I took over his medical care, and got him in to see a few different doctors and mental health professionals. He ended up in one mental health facility after another. Which was not very much easier on me as one might think, other than knowing what I was going to come home to, and able to sleep a little better. I was going to visit him when I was so exhausted and nearing a nervous breakdown myself. I couldn’t get information from his doctors, and I was baffled and frustrated by this. I now know that he would have to have signed papers that said it was okay to share information with his wife, he obviously didn’t want that. 

He would come home with new prescriptions and soon go back to the same behaviour or worse. I did everything I knew how to help set up the house to be safer for him and to make sure he took his medications as prescribed etc. Not unlike my Alzheimer’s patients at work. 

After the 3rd facility I was sobbing in my car a lot, I was breaking down and exhausted. I was trying to be there for my husband, feeling hopeless and helpless. Until, one of my friends whose husband had worked with him told me to check around the house in his closet or any place he may hide things. I had to pack him some extra clothes since he was staying longer at this facility and as I did I found a little bottle of whiskey in his closet, I then remembered what my friend said and found more bottles all over the house. 

I knew I was done at this point.  I still didn’t want to leave him until he was set on his own and was equipped to take care of himself or find another place. Everything started coming to light. He came home and I told him what I found and that I was divorcing him, but would let him get on his feet first. I did nothing at all to help him anymore. 

Not long after that I came home one day after another long shift at work. He was awake and just in a rage. I went straight to my room and closed the door, no locks on the door so when he opened it I told him to just please leave me alone and then put something in front of the door. That night I ended up being beat up, knocked out in my closet and waking up calling the police to be able to leave. I didn’t remember the details until the following year. I had blocked much of it out until I was able to get some therapy. 

I filled my car with a few of my belongings and never went back. I had a friend that I spent two nights on her couch while I got my own place etc. While speaking to my divorce lawyer I found out many lies he had told me about his past.
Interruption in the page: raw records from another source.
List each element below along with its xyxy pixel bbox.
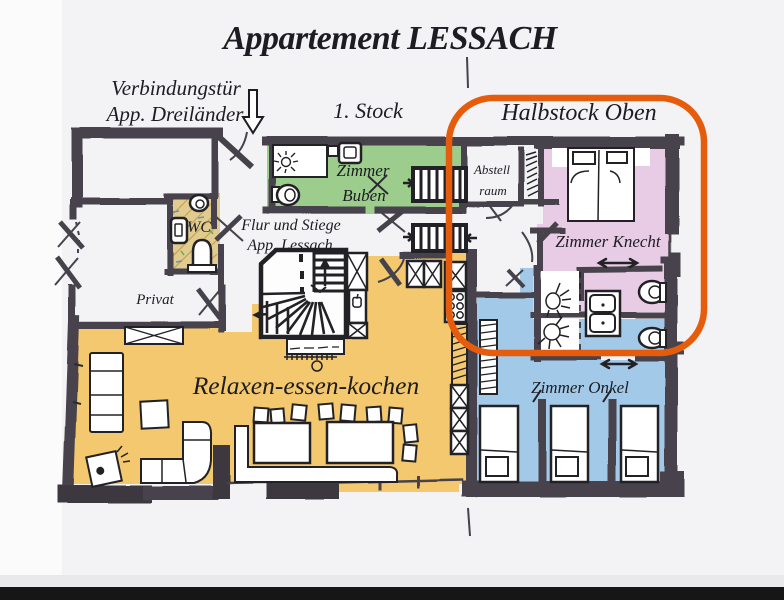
svg-text:Halbstock Oben: Halbstock Oben — [500, 100, 656, 126]
svg-text:Zimmer: Zimmer — [337, 161, 390, 180]
svg-text:1. Stock: 1. Stock — [333, 98, 404, 123]
svg-text:Abstell: Abstell — [473, 162, 510, 177]
svg-text:WC: WC — [187, 219, 211, 236]
svg-text:App. Dreiländer: App. Dreiländer — [105, 102, 245, 126]
svg-text:Verbindungstür: Verbindungstür — [111, 76, 241, 100]
svg-text:raum: raum — [479, 183, 506, 198]
svg-text:Buben: Buben — [342, 186, 385, 205]
svg-text:Zimmer Onkel: Zimmer Onkel — [531, 378, 629, 397]
svg-text:Relaxen-essen-kochen: Relaxen-essen-kochen — [192, 371, 420, 400]
svg-text:App. Lessach: App. Lessach — [246, 237, 332, 254]
svg-text:Privat: Privat — [135, 292, 174, 308]
svg-text:Zimmer Knecht: Zimmer Knecht — [555, 232, 662, 251]
svg-text:Appartement LESSACH: Appartement LESSACH — [221, 20, 558, 57]
svg-text:Flur und Stiege: Flur und Stiege — [240, 217, 341, 234]
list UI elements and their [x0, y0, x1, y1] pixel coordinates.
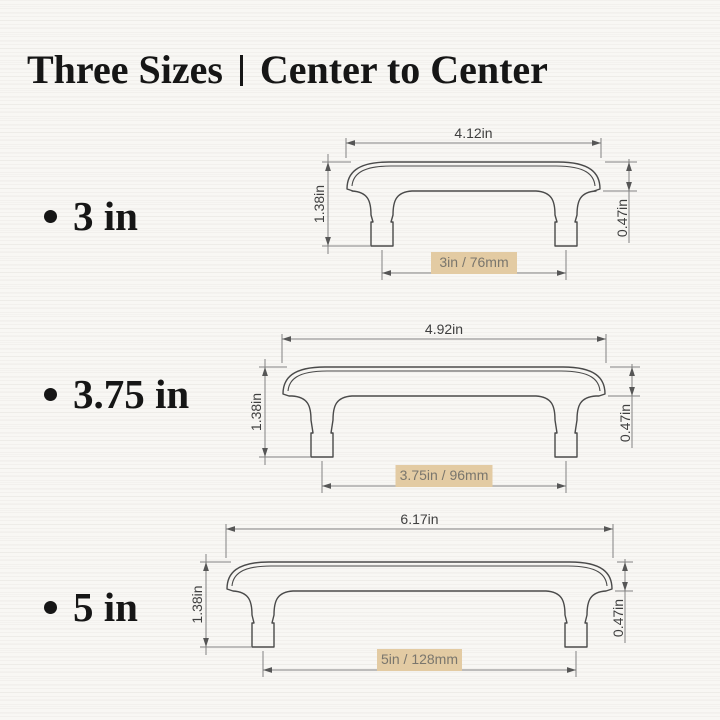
arrowhead-icon	[557, 483, 566, 489]
arrowhead-icon	[203, 562, 209, 571]
arrowhead-icon	[322, 483, 331, 489]
arrowhead-icon	[203, 638, 209, 647]
height-value: 1.38in	[311, 185, 327, 223]
dimension-height: 1.38in	[189, 554, 251, 655]
arrowhead-icon	[325, 237, 331, 246]
dimension-thickness: 0.47in	[603, 159, 637, 243]
overall-length-value: 6.17in	[400, 511, 438, 527]
arrowhead-icon	[325, 162, 331, 171]
arrowhead-icon	[567, 667, 576, 673]
handle-top-edge-line	[232, 566, 607, 586]
handle-outline	[227, 562, 612, 647]
center-to-center-value: 5in / 128mm	[381, 651, 458, 667]
arrowhead-icon	[226, 526, 235, 532]
handle-top-edge-line	[352, 166, 595, 186]
handle-drawing	[283, 367, 605, 457]
center-to-center-value: 3.75in / 96mm	[400, 467, 489, 483]
dimension-center-to-center: 3in / 76mm	[382, 250, 566, 280]
arrowhead-icon	[622, 562, 628, 571]
center-to-center-value: 3in / 76mm	[439, 254, 508, 270]
thickness-value: 0.47in	[617, 404, 633, 442]
arrowhead-icon	[262, 367, 268, 376]
overall-length-value: 4.12in	[454, 125, 492, 141]
arrowhead-icon	[282, 336, 291, 342]
arrowhead-icon	[597, 336, 606, 342]
dimension-overall-length: 4.92in	[282, 321, 606, 363]
arrowhead-icon	[629, 387, 635, 396]
arrowhead-icon	[629, 367, 635, 376]
overall-length-value: 4.92in	[425, 321, 463, 337]
handle-drawing	[227, 562, 612, 647]
dimension-overall-length: 4.12in	[346, 125, 601, 158]
dimension-diagrams: 4.12in1.38in0.47in3in / 76mm4.92in1.38in…	[0, 0, 720, 720]
size-diagram-2: 6.17in1.38in0.47in5in / 128mm	[189, 511, 633, 677]
dimension-thickness: 0.47in	[608, 364, 640, 448]
thickness-value: 0.47in	[610, 599, 626, 637]
handle-outline	[283, 367, 605, 457]
arrowhead-icon	[263, 667, 272, 673]
arrowhead-icon	[592, 140, 601, 146]
arrowhead-icon	[626, 162, 632, 171]
arrowhead-icon	[622, 582, 628, 591]
dimension-overall-length: 6.17in	[226, 511, 613, 558]
arrowhead-icon	[382, 270, 391, 276]
dimension-thickness: 0.47in	[610, 559, 633, 643]
arrowhead-icon	[626, 182, 632, 191]
size-diagram-0: 4.12in1.38in0.47in3in / 76mm	[311, 125, 637, 280]
thickness-value: 0.47in	[614, 199, 630, 237]
handle-drawing	[347, 162, 600, 246]
height-value: 1.38in	[248, 393, 264, 431]
product-dimension-infographic: Three Sizes Center to Center 3 in 3.75 i…	[0, 0, 720, 720]
size-diagram-1: 4.92in1.38in0.47in3.75in / 96mm	[248, 321, 640, 493]
handle-top-edge-line	[288, 371, 600, 391]
arrowhead-icon	[604, 526, 613, 532]
arrowhead-icon	[262, 448, 268, 457]
handle-outline	[347, 162, 600, 246]
dimension-center-to-center: 3.75in / 96mm	[322, 461, 566, 493]
dimension-height: 1.38in	[311, 154, 370, 254]
dimension-center-to-center: 5in / 128mm	[263, 649, 576, 677]
height-value: 1.38in	[189, 585, 205, 623]
arrowhead-icon	[557, 270, 566, 276]
arrowhead-icon	[346, 140, 355, 146]
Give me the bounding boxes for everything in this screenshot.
I really didn’t know this person that I married so quickly at all.

I do apologize, this seems to have gotten out of hand. It’s much longer than expected, and I will need to add a part three. Thank you so much for reading up to this point. I hope you will get out of all of this, that it’s okay to share your story, it can be empowering. You are not alone, I know my story is not that different than so many others. I hope some of my red flags that I missed, will empower you to notice yours.